General Physical Abilities Training
Many types of training can create similar adaptations in the body’s systems. For instance both long distance running and interval training improve the cardiovascular system, enhancing aerobic fitness. Those who favor general physical abilities training base their programs on the weakness of specificity, believing that sports skills cannot properly be simulated under loaded conditions and that combining specific skill work with training of the body’s physical systems will allow the physical conditioning to best transfer to performance. Again, there is both a sound scientific basis and anecdotal evidence to support this method of training.
Coaches who focus on general physical abilities will use a variety of drills and exercises to address common movements seen in a variety of sports. They would include vertical, horizontal, and lateral jumps in a plyo program as well as a variety of full body drills, combining jumps and throws designed to train the body’s ability to produce force very quickly. While the notion of combining the physical training with skill work is sound it is often impractical. Once an athlete leaves organized school programs they spend long periods of time away from a coach who can guide them through skill training sessions. When this occurs general physical abilities training can actually cause technical problems by creating bad habits when sport specific skills are performed. One example of this is the volleyball player who spent the summer away from her team because of an internship at a law firm. She did a lot of vertical jumps, box jumps and other general drills with a personal trainer and actually improved her vertical jump as measured during testing in training camp. Unfortunately she had also picked up the habit of swinging her arms very vigorously to try to get more height on a jump. As a result when she was jumping close to the net she was constantly getting called for net fouls when her arms hit the net. It took almost half the season to break her of this habit and get her to have better control of her volleyball specific jumping skills.
A Balanced Approach
As is often the case when developing training programs, if you are dedicated to solely one type of training you are probably doing your athletes a disservice because the best training programs are an amalgamation of a variety of ideas. This is definitely the case when trying to decide to use specificity or general abilities training. In fact the two schools of thought are actually much closer together than most people think, particularly when accompanied by a good sport analysis. In fact in some cases what may appear to be general training is in fact specific training and vice versa as this example demonstrates; Olympic weightlifters do little to no sprinting or jumping as part of their training yet there are many stories of weightlifters, who weighing over 300 lbs and being under six feet tall can easily dunk a basketball or who can sprint 10m faster than most sprinters.
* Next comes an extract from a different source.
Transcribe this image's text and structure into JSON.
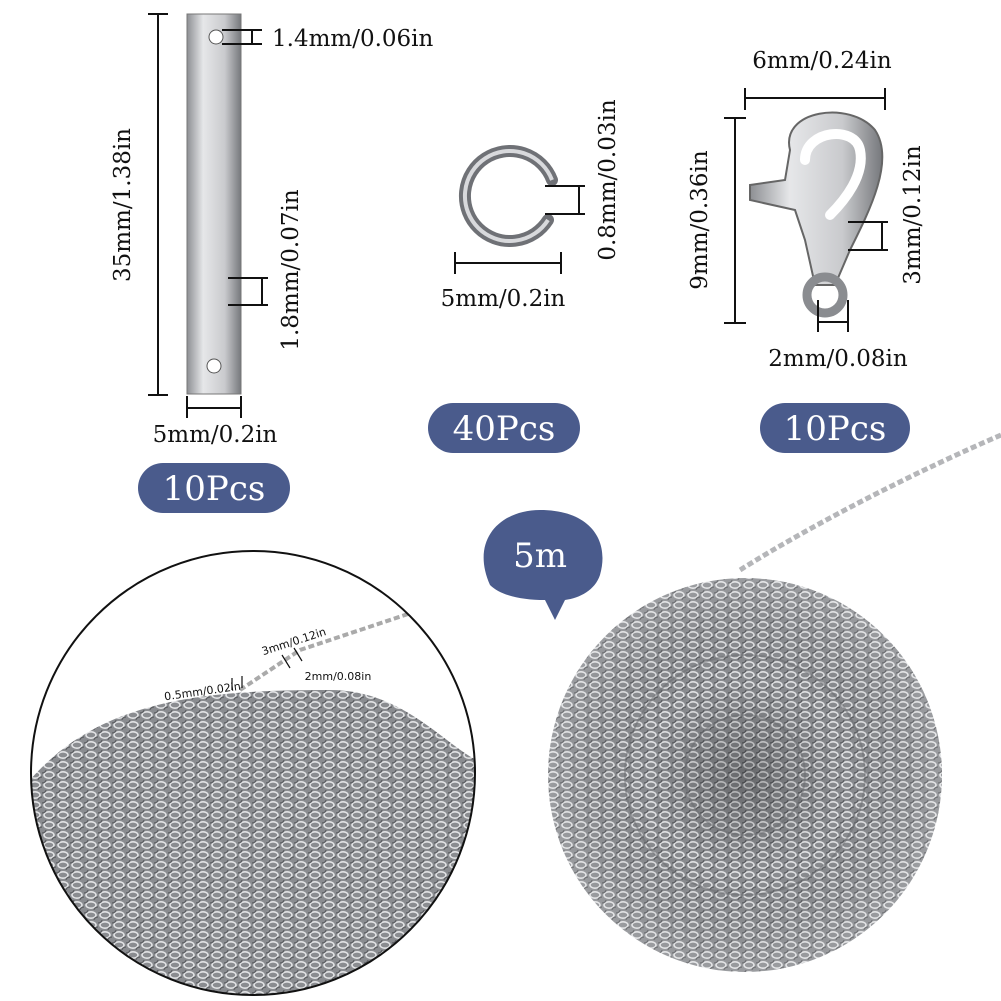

These abilities are due to their explosive training with very heavy weights, giving credence to the idea that training the ability to maximally recruit muscle fibers quickly is a general physical ability that improves performance in any skill requiring explosive power. At the same time those who are proponents of specificity are quick to point out how closely the second pull phase of a clean or snatch is very similar in technique to a vertical jump.
So before deciding to favor one training philosophy over another take a careful look at both and keep an open mind to the strengths and weaknesses that are inherent to any training methodology.